Acarbose, a α-glicosidase inhibitor, was tested for its potential to prevent diabetes in persons with IGT in the Study to Prevent Non-insulin dependent Diabetes (STOP-NIDDM) in 1429 participants randomized either to 100 mg of acarbose or placebo, 3 times a day for a mean period of 3.3 years. A relative reduction of 35.8% was seen with acarbose group when compared to placebo. However one third of those in the acarbose group could not complete the study because of gastrointestinal side effects. The study also showed a 49% relative risk reduction in cardiovascular events (Chiasson et al, 2002).

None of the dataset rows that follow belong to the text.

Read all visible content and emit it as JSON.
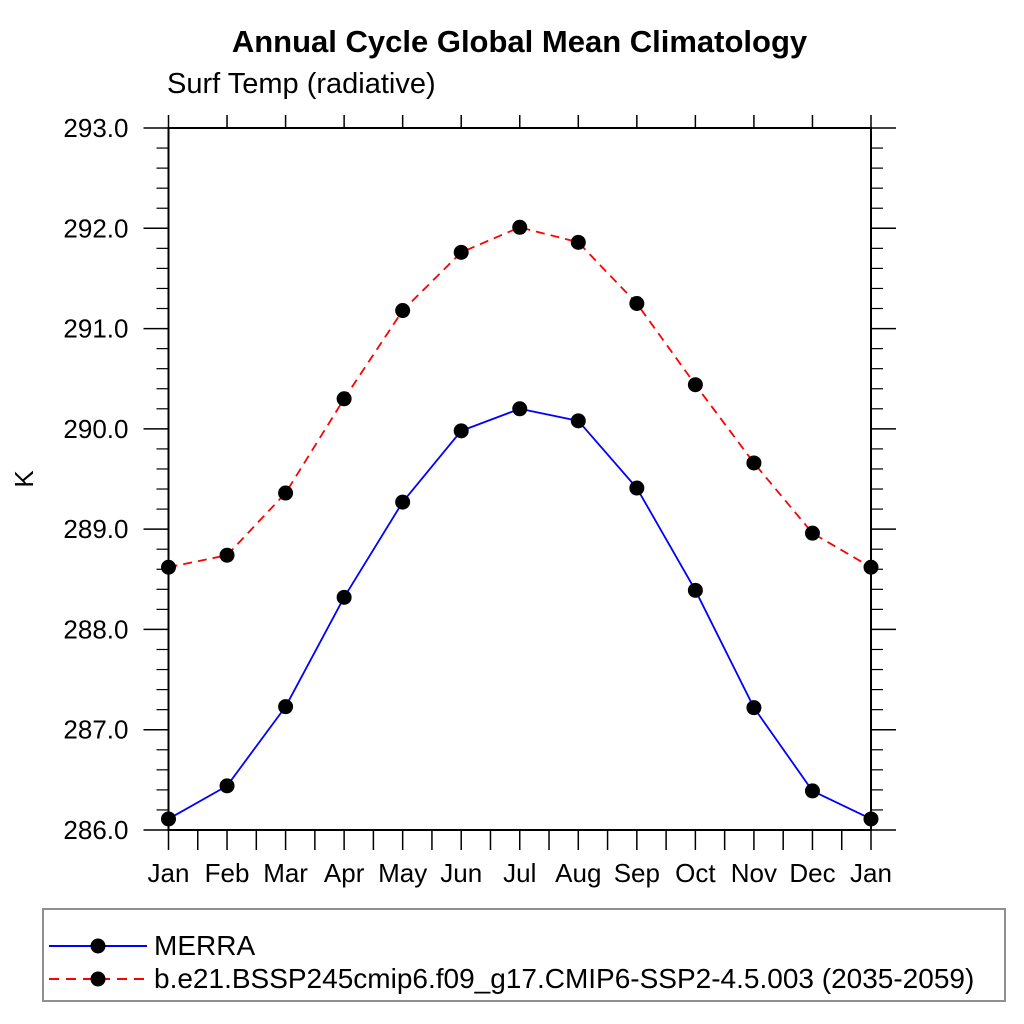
{
  "figure": {
    "title": "Annual Cycle Global Mean Climatology",
    "subtitle": "Surf Temp (radiative)",
    "ylabel": "K"
  },
  "chart_data": {
    "type": "line",
    "title": "Annual Cycle Global Mean Climatology",
    "subtitle": "Surf Temp (radiative)",
    "xlabel": "",
    "ylabel": "K",
    "categories": [
      "Jan",
      "Feb",
      "Mar",
      "Apr",
      "May",
      "Jun",
      "Jul",
      "Aug",
      "Sep",
      "Oct",
      "Nov",
      "Dec",
      "Jan"
    ],
    "series": [
      {
        "name": "MERRA",
        "color": "#0000ff",
        "line_style": "solid",
        "marker": "circle",
        "marker_color": "#000000",
        "values": [
          286.11,
          286.44,
          287.23,
          288.32,
          289.27,
          289.98,
          290.2,
          290.08,
          289.41,
          288.39,
          287.22,
          286.39,
          286.11
        ]
      },
      {
        "name": "b.e21.BSSP245cmip6.f09_g17.CMIP6-SSP2-4.5.003 (2035-2059)",
        "color": "#ff0000",
        "line_style": "dashed",
        "marker": "circle",
        "marker_color": "#000000",
        "values": [
          288.62,
          288.74,
          289.36,
          290.3,
          291.18,
          291.76,
          292.01,
          291.86,
          291.25,
          290.44,
          289.66,
          288.96,
          288.62
        ]
      }
    ],
    "ylim": [
      286.0,
      293.0
    ],
    "ytick_step": 1.0,
    "yminor_step": 0.2,
    "ytick_decimals": 1,
    "x_minor_per_major": 1,
    "grid": false,
    "legend_position": "bottom-left",
    "frame_color": "#000000"
  }
}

3.4. Other antidiabetic drugs
Meteglinide a rapid acting insulin secretor and valsartan, a angiotensin receptor blocker, were tested to their potential to prevent the development of diabetes and cardiovascular in 9306 participants with IGT in the Nateglinide and Valsartan Improved Glucose Tolerance Outcomes Research (NAVIGATOR) study in a median follow up period of 4 years. Neither the drug or the combination reduced the incidence of diabetes progression or cardiovascular disease (Navigator Study Group, 2010).

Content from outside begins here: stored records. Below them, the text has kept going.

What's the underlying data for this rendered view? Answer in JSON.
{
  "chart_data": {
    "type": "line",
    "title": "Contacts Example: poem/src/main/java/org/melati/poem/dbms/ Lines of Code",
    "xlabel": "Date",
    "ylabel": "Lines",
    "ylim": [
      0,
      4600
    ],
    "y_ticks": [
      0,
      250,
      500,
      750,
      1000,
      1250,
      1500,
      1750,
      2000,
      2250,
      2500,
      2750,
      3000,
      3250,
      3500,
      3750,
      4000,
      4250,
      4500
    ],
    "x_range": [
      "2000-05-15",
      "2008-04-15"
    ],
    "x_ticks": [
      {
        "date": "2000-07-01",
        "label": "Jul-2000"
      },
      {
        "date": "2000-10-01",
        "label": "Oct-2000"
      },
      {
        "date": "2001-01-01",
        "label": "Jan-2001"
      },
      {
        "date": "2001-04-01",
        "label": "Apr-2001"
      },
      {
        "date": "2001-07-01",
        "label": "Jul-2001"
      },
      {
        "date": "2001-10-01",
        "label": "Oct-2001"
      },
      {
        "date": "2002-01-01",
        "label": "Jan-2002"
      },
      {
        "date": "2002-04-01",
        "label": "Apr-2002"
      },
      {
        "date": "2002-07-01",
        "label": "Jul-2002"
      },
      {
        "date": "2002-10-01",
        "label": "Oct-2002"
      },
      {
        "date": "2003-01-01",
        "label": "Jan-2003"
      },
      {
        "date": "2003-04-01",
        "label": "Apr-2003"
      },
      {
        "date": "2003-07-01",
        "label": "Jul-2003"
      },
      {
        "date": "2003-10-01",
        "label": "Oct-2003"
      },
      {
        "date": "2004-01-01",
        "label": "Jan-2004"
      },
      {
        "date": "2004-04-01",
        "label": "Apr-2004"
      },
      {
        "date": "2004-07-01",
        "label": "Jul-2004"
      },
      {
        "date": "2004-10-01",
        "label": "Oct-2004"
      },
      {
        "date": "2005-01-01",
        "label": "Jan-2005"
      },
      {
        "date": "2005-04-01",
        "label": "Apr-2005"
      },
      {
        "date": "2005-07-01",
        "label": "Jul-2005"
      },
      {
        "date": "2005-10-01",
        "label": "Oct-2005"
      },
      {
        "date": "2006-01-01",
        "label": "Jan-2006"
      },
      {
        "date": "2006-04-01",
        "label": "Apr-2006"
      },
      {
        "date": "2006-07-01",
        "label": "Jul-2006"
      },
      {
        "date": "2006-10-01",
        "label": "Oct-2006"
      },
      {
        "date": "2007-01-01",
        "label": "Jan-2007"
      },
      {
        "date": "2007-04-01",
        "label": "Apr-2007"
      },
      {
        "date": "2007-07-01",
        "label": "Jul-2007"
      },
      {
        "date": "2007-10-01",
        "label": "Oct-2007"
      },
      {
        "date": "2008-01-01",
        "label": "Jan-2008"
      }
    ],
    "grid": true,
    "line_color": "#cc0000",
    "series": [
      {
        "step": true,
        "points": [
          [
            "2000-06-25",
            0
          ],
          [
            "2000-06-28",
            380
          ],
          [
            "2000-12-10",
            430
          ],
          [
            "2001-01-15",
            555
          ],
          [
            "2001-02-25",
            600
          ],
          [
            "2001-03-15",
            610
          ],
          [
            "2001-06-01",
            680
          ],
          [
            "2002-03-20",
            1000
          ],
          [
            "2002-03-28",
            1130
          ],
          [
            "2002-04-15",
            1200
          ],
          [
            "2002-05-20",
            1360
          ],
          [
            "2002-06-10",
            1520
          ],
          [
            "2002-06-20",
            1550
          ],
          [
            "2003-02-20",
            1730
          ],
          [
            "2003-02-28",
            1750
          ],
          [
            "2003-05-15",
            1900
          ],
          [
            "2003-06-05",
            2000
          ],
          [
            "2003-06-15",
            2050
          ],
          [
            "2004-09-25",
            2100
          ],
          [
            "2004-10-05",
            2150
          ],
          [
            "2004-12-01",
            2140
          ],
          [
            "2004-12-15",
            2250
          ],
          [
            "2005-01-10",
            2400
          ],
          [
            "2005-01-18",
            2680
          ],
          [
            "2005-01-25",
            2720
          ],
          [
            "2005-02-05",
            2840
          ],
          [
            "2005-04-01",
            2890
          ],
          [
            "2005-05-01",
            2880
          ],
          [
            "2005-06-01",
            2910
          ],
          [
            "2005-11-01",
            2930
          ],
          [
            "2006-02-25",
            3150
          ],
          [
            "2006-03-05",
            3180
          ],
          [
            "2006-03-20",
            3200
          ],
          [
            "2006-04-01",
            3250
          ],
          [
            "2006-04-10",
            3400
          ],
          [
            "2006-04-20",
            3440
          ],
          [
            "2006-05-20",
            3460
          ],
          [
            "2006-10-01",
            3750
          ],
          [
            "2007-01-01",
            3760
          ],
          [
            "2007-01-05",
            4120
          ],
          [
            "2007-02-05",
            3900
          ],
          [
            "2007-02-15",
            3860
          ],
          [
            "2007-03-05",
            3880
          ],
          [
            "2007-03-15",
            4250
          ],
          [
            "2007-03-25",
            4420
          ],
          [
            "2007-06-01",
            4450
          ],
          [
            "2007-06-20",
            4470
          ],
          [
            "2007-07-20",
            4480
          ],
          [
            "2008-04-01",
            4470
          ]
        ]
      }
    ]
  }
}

Although intestinal hormone GLP-1 and incretin-mimetics drugs have been showed to preserve β cell function in animal models, the role in human β cell preservation remains to be established. Clinical studies using for exanatide and liraglutide have presented significant reduction in body weight and in glucagon secretion reduction and insulin secretion and improvement of insulin secretion in short and median term studies but no specific long term randomized studies designed to demonstrate the efficacy of preventing the progression of diabetes was already published (Blonde et al, 2006; Buse et al, 2009). In a similar way DPP-4 inhibitors, despite being demonstrated to improve glucose control with minimal side effects need to be tested in specific studies to demonstrate the advantage of its use precociously in DM2 to prevent β cell deterioration.
3.5. Other drugs
Besides anti-diabetic drugs, other pharmacologic agents as angiotensin converting enzyme inhibitors, calcium channel blockers, thiazides diuretics, beta-blockers, angiotensin receptor blockers were tested in several randomized studies for their potential benefits in reducing diabetes incidence, but evidences were insufficient to demonstrate their efficacy in reducing diabetes (Yussuf et al 2000, Fonseca, 2006
; Padwal & Laupacis, 2004). In one study named Xenical in the Prevention of Diabetes in Obese Subjects (Xendos Study) an antiobesity agent, orlistat (Xenical), in comparison to placebo was tested for prevention of Diabetes and CVD (Torgerson et al 2004). Although it was observed in comparison to placebo a reduction in incidence of diabetes from 9 to 6% and a mean weight reduction of 2.8 kg, the results were not conclusive because the high attrition rate (57%).
Despite that experimental and clinical data based in long term randomized studies have demonstrated that the precocious pharmacological intervention of insulin sensitizing drugs metformin and TZD can reduce diabetes progression of IGF to clinical diabetes, their clinical systematic recommendation is still debated considering their superior efficacy and safety observed with lifestyle modifications, the coexistence with possible long term effect side effects associated to the drug use and difficultly to determine which kind of subjects will have real future benefits from the precocious drug intervention. Based on this concerns, organizations involved to diabetes study and care as the American Diabetes Association (ADA) and the Brazilian Diabetes Society (SBD) have not, until now, endorsed any recommendations to introduction of pharmacologic intervention in patients with prediabetes.